Iraqi Prime Minister Mohammed Sudani Sunday announced a new campaign to address the impacts of climate change. During a two-day climate conference in Basra, Sudani promised to take extreme measures to meet a third of the nation’s electricity demands using solely renewable energy, reduce carbon emissions and protect Iraq’s biodiversity.
The UN released the speech made my Special Representative of the Secretary-General for the UN Assistance Mission for Iraq Jeanine Hennis-Plasschaert highlighted the extreme water crisis of Iraq and described it as a “threat multiplier[]” and concluded that the country must “move towards a new, green economy.” According to the Stockholm International Peace Research Institute, there is also a causal link between climate change and Islamic State occupation in Iraq, and “addressing climate-related challenges should be an integral part of post-conflict reconstruction processes.”

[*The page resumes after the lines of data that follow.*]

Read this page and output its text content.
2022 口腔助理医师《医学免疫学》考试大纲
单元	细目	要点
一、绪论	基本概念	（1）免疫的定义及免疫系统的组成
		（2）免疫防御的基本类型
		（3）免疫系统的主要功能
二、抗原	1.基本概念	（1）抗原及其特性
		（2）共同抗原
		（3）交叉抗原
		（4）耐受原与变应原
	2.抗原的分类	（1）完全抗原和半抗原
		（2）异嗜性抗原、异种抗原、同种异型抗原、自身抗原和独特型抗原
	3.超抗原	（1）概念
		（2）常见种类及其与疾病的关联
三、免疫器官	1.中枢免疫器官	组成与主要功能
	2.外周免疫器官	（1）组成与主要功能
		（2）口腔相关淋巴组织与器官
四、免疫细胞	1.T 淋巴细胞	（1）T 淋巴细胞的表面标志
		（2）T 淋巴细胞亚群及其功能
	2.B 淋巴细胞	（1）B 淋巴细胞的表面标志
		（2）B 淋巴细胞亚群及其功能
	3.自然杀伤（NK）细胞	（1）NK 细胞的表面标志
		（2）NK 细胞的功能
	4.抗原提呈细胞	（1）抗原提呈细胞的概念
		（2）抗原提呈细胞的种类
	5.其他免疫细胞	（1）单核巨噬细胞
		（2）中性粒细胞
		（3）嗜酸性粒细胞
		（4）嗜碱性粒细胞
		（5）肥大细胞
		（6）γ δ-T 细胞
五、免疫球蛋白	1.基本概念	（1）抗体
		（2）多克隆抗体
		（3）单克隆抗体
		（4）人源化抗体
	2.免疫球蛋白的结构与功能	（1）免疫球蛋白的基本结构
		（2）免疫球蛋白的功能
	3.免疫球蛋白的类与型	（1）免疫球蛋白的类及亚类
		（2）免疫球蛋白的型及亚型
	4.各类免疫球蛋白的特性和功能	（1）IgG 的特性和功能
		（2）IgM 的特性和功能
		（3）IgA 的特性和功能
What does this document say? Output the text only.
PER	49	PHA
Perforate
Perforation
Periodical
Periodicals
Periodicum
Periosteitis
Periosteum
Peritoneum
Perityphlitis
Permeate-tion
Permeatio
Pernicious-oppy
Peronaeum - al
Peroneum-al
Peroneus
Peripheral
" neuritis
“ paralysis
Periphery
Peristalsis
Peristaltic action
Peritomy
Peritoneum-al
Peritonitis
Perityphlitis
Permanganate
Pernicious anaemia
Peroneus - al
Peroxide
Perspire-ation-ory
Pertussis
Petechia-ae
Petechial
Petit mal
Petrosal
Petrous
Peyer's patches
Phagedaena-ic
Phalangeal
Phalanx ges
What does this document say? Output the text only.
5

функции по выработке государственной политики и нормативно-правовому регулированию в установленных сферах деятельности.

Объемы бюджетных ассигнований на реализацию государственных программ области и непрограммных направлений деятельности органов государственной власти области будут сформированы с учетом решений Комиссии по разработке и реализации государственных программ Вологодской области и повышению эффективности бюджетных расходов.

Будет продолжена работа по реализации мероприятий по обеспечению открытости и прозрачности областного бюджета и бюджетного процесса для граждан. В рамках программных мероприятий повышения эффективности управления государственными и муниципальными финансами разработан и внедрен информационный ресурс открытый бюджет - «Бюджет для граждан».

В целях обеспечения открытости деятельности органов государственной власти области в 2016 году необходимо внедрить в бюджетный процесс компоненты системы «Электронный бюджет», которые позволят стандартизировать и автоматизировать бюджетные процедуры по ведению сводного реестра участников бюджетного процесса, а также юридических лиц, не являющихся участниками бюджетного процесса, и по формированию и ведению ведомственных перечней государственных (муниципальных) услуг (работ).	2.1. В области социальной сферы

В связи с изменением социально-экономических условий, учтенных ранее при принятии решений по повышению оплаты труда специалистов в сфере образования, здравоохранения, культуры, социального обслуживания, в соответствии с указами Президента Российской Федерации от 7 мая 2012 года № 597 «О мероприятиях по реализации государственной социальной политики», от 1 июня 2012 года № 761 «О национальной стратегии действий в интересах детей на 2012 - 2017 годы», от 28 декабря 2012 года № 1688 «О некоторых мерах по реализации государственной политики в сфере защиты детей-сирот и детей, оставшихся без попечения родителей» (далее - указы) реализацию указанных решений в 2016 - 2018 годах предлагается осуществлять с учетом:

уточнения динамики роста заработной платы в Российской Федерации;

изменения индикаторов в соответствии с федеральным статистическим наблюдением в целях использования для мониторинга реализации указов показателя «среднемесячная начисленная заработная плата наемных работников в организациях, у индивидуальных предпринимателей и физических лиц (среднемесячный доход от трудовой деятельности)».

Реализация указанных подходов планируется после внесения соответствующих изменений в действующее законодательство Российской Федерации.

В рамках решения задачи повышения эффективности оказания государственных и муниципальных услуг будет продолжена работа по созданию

The World Bank released a report in November 2022 declaring Iraq as one of the “most vulnerable countries to climate change” and detailing how carbon emissions from Iraq has almost doubled in the last decade. World Bank Mashreq Country Director Jean-Christophe Carret attributed large amounts of Iraq’s carbon emissions to “electricy, gas and oil operations” and said that delays in implementing reform will make it harder for Iraq to “cushion fiscal effects” of climate change.